От воспоминаний его отвлекло пощипывающее ощущение.

– Подуть? – улыбчиво прищурилась Соня.

Он помотал головой.

– Кстати, где Алиса? Я думала, сегодня ты будешь с ней, а ты вон, оказывается, в одиночку лихачишь по дорогам.

При упоминании Алисы Диме стало еще хуже, но он не показывал этого. Старался не показывать. Он знал, что Соня спросила как бы между делом, чтобы подержать разговор, однако интересный факт состоял в том, что Алиса и Соня на дух друг друга не переносили. Это понятно – разный уровень благосостояния, разные взгляды на жизнь, разные приоритеты. Однажды они пошли гулять вчетвером – Дима, Саша, Алиса и Соня. Боже, как же это выглядело нелепо, мало того, что разговаривать девочкам было не о чем, так еще вдобавок они выглядели настолько контрастно, как будто произошел какой-то сбой в матрице: Алиса как всегда была одета в женственное трикотажное платье с оголенным животом и в каблуки, Соня же шагала рядом в любимой рубашке, рваных джинсах, кедах и – вишенка на тортике – берете, из-под которого торчали короткие блондинистые волосы, окрашенные на концах красным цветом. Без разговоров они как-то интуитивно поняли, что они обе, как ни старайся, друг другу не только неинтересны, но и были вполне раздражены присутствием друг друга.

– Алиса сегодня занята.

Соня нахмурилась. Видимо, она заметила, как односложно Дима отвечает на вопросы и вообще как он сегодня немногословен. Благо, можно все было списать на аварию.

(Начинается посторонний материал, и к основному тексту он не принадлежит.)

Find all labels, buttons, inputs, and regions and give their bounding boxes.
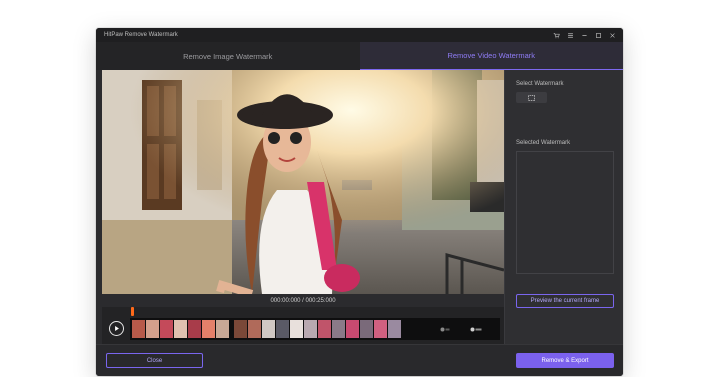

Сейчас Диме снова хотелось расплакаться. И он обязательно бы сделал это, спроси Соня у него еще раз это участливое «ты в порядке?».

Конечно не в порядке, настолько не в порядке, что в голове какой-то несмолкаемый гул. Диму постепенно настигал шок от того, что буквально несколько часов назад он осознанно собирался распрощаться с жизнью.